- The U.S. Navy awarded Castelion Corp. a $23.4 million contract on June 12, 2026 to produce 50 pre-production prototypes of the Blackbeard hypersonic missile, with work completing December 2027.
- Saronic and Castelion announced plans on June 11, 2026 to integrate Blackbeard onto Saronic's Marauder unmanned surface vessel, targeting a maritime launch demonstration in 2027.
Hypersonic weapons have long been the most expensive category of precision strike munitions in any military’s arsenal, costing tens of millions of dollars per round and taking decades to develop. The U.S. Navy is now betting on a different model entirely, awarding Castelion Corp., a defense technology startup based in Torrance, California, a $23.4 million contract to produce 50 early operational capability pre-production prototypes of its Blackbeard hypersonic strike missile along with 50 dedicated storage and shipping containers. The contract, awarded on June 12, 2026, is the latest step in a program explicitly designed to produce hypersonic weapons at a price point and production rate that previous programs never attempted.
Blackbeard is a low-cost hypersonic strike missile developed by Castelion, built to travel at speeds exceeding Mach 5, roughly five times the speed of sound, along trajectories that are far harder for modern air defense systems to intercept than a subsonic missile following a predictable arc. The $23.4 million prototype contract covers development-stage hardware at different economics, but the long-term production cost target is the number that defines the program’s ambition: a hypersonic weapon cheap enough to buy in the quantities that would make an adversary’s air defense planning genuinely difficult.
The contract falls under a Small Business Innovation Research Phase III effort titled “Low Cost Highly Manufacturable Long Range Strike Weapon Production,” a program designation that signals Washington’s priorities as clearly as any policy document.
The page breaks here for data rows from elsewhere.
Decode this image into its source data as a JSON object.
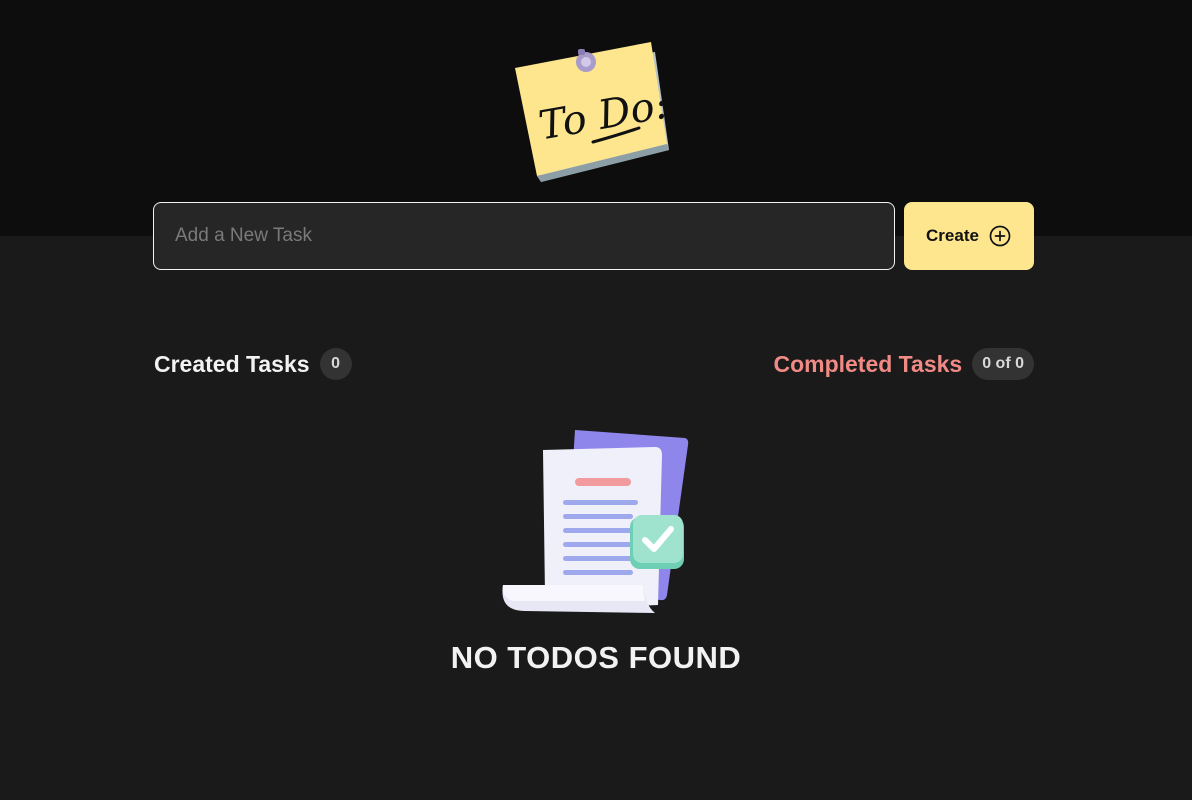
{
  "logo": {
    "text": "To Do:",
    "icon": "sticky-note-pin-icon"
  },
  "form": {
    "input_placeholder": "Add a New Task",
    "input_value": "",
    "create_label": "Create",
    "create_icon": "plus-circle-icon",
    "accent_color": "#fde68e"
  },
  "counters": {
    "created_label": "Created Tasks",
    "created_count": "0",
    "completed_label": "Completed Tasks",
    "completed_count": "0 of 0",
    "completed_color": "#f08a85"
  },
  "empty_state": {
    "icon": "document-checklist-icon",
    "message": "NO TODOS FOUND"
  }
}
Work will be performed 75% in Rio Rancho, New Mexico, where Castelion is building its Project Ranger manufacturing campus, and 25% in Torrance, California, with completion expected by December 2027. The same basic ordering agreement that covers this prototype contract has funded every prior Blackbeard development order, including a $50 million order in February 2026 for full-scale prototypes and flight testing, and a $105 million modification in April 2026 to integrate Blackbeard onto the F/A-18 carrier-based fighter for live fire testing in the Indo-Pacific, as The Defence Blog previously reported.
The pace at which this program has accumulated contracts reflects a deliberate acceleration that distinguishes it from every previous hypersonic weapons effort the Pentagon has funded. Castelion went from clean-sheet design to more than 25 flight tests in under two and a half years, building the weapon for mass production from inception rather than treating manufacturability as a secondary concern. The company has committed more than $250 million in private capital to Project Ranger, a 1,000-acre hypersonic manufacturing campus in Sandoval County, New Mexico, designed for vertically integrated production of solid rocket motors, guidance systems, and final assembly, with all 21 planned structures targeted for completion by end of 2026. In May 2026, the Department of War signed a production framework agreement with Castelion for a guaranteed minimum of 500 Blackbeard missiles per year once testing and validation is complete, with a pathway to purchase thousands of additional missiles annually.
A day earlier, on June 11, Castelion and Saronic announced plans to integrate Blackbeard with Saronic’s Marauder MUSV for a 2027 maritime launch demonstration, adding a third launch domain to a weapon already being integrated onto carrier-based fighters and Army HIMARS rocket artillery. Saronic Technologies, an Austin, Texas-based autonomous vessel company founded in late 2022, built the Marauder, a medium unmanned surface vessel approximately 55 meters (180 feet) in length capable of operating without a crew. Saronic brought Marauder from design to on-water trials in under a year and is actively building three more hulls at its shipyard in Franklin, Louisiana, while executing a $300 million shipyard expansion expected to deliver production capacity for 20 Marauders annually by end of 2026.
Dino Mavrookas, Co-Founder and CEO of Saronic, described what the integration means for adversary planning. “Launching a Castelion hypersonic from a Marauder MUSV significantly changes the approach for any adversary calculating where and how the U.S. can strike,” Mavrookas said.
Bryon Hargis, Co-Founder and CEO of Castelion, framed it from the warfighter’s perspective. “Blackbeard and Marauder will give our warfighters more shots, from more places, with fewer constraints,” Hargis said.